Equity in experiences and outcomes

Score: 1

People were not involved or included in their care. People most likely to experience inequality, were not treated equitably or fairly. Those who were deemed harder to engage were neglected. For example, 1 person who was living in a squalid room was exhibiting increased mental health symptoms. Not only had a referral not been made for additional mental health support, but there had also been no attempts made to engage and support the person for a long period of time. They were predominantly left in their room, alone, on a daily basis.

Leaders and staff did not ensure people were placed at the centre of everything they did. They did not work together with people to support them and achieve good outcomes.

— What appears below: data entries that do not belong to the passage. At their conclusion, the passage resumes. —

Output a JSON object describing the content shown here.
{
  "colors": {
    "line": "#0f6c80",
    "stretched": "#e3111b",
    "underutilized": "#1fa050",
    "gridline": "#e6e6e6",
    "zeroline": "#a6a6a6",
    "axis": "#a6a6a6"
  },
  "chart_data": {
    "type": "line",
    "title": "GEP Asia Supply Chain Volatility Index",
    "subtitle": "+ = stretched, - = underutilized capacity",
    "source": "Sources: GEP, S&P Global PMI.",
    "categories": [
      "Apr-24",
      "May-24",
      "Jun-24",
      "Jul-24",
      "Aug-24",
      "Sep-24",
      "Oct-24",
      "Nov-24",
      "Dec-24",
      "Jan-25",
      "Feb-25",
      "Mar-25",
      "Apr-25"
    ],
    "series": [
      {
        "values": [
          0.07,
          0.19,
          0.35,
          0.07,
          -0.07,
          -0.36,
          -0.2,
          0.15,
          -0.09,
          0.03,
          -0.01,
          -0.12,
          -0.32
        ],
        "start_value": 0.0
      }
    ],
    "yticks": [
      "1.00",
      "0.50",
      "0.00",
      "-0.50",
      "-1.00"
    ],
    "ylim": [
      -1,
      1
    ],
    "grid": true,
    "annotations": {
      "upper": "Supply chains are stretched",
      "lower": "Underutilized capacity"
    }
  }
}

The provider did not actively seek out and listen to information about people who are most likely to experience inequality in experience and outcomes. Care, support and treatment was not tailored to people. People’s experience at the service was not considered and the standard of care contributed negatively to their outcomes.

Planning for the future

Score: 1

People were not always supported to make important life changes and informed decisions regarding future plans. People were not collaboratively involved in care planning. Information regarding care, support, treatment and outcomes was not shared with people to enable them to understand, plan and make informed decisions.

Leaders and staff did not effectively support all people to make future plans.

Systems and processes were ineffective in ensuring people were supported to make informed decisions and plan for the future.